Theochari M A, Vyssoulis G P, Toutouzas P K, Bartsocas C S
Department of Pediatrics, Faculty of Nursing, University of Athens, P. and A. Kyriakou Children's Hospital, Greece.
J Pediatr. 1996 Nov;129(5):667-70. doi: 10.1016/s0022-3476(96)70147-6.
Diabetic nephropathy may develop in childhood and is often related to hypertension. The 24-hour ambulatory blood pressures were measured in 63 children with insulin-dependent diabetes mellitus and were compared with those of 54 healthy siblings. The patients were without clinical complications. The 24-hour recording of their blood pressures revealed higher 24-hour systolic blood pressure (SBP) (115.8 +/- 8.2), 24-hour diastolic blood pressure (DBP) (67.5 +/- 4.6), 24-hour mean arterial pressure (MAP) (81.8 +/- 5.2) compared with control subjects: 24-hour SBP (112.7 +/- 6.7), 24-hour DBP (64.7 +/- 4.1), 24-hour MAP (78.9 +/- 4.5) (p = 0.03, p = 0.001, p = 0.002, respectively). Of the daytime blood pressures, SBP, DBP, MAP were also higher (117.7 +/- 8.7, 69.7 +/- 5.2, 83.8 +/- 5.8) compared with those of siblings (114.9 +/- 6.9, 67.3 +/- 4.3, 81.1 +/- 4.9) (p = 0.05, p = 0.009, p = 0.008, respectively). Of the nighttime blood pressures, SBP, DBP, MAP were higher in patients (108.7 +/- 8.9, 59.5 +/- 6.9, 74.6 +/- 6.9) compared with control subjects (104.8 +/- 7.0, 55.1 +/- 5.0, 70.5 +/- 5.1) (p = 0.01, p = 0.0002, p = 0.0006, respectively). Furthermore, the blood pressure burden was evaluated. Blood pressure burden was defined as the percentage of the increased blood pressure readings greater than the 95th percentile divided by the total number of recorded blood pressures during a corresponding period. Patients had a 43% higher 24-hour SBP burden (19.6 +/- 16.5) and a 50% higher 24-hour DBP burden (12.3 +/- 9.6) in relation to that of control subjects (13.7 +/- 12.8, 8.3 +/- 12.3) (p = 0.03, p = 0.009, respectively). The SBP burden (17.9 +/- 14.6) and DBP burden (11.5 +/- 9.2) of the day was approximately 50% higher in the patients in the relation to control subjects (11.9 +/- 11.1, 7.8 +/- 6.7) (p = 0.01, p = 0.01, respectively). Therefore it seems that hemodynamic changes may appear early in children with diabetes.

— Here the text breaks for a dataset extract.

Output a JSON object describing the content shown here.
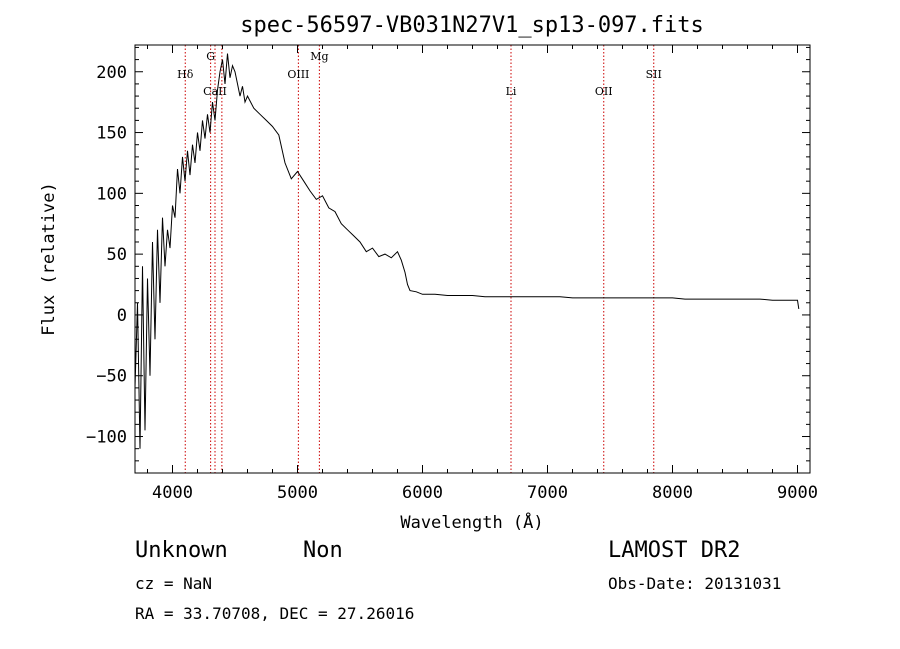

糖尿病肾病可能在儿童期发病,且常与高血压相关。对63例胰岛素依赖型糖尿病患儿进行了24小时动态血压测量,并与54名健康同胞的血压进行了比较。这些患者无临床并发症。24小时血压记录显示,与对照组相比,他们的24小时收缩压(SBP)(115.8±8.2)、24小时舒张压(DBP)(67.5±4.6)、24小时平均动脉压(MAP)(81.8±5.2)更高:对照组24小时SBP为(112.7±6.7)、24小时DBP为(64.7±4.1)、24小时MAP为(78.9±4.5)(p值分别为0.03、0.001、0.002)。在日间血压方面,与同胞相比,患者的SBP、DBP、MAP也更高(分别为117.7±8.7、69.7±5.2、83.8±5.8),同胞的相应数值为(114.9±6.9、67.3±4.3、81.1±4.9)(p值分别为0.05、0.009、0.008)。在夜间血压方面,与对照组相比,患者的SBP、DBP、MAP更高(分别为108.7±8.9、59.5±6.9、74.6±6.9),对照组相应数值为(104.8±7.0、55.1±5.0、70.5±5.1)(p值分别为0.01、0.0002、0.0006)。此外,还评估了血压负荷。血压负荷定义为高于第95百分位数的血压升高读数占相应时间段内记录的血压总数的百分比。与对照组相比,患者的24小时SBP负荷高43%(19.6±16.5),24小时DBP负荷高50%(12.3±9.6),对照组的相应数值为(13.7±12.8、8.3±12.3)(p值分别为0.03、0.009)。与对照组相比,患者日间的SBP负荷(17.9±14.6)和DBP负荷(11.5±9.2)高出约50%,对照组相应数值为(11.9±11.1、7.8±6.7)(p值均为0.01)。因此,糖尿病患儿似乎可能早期就出现血流动力学变化。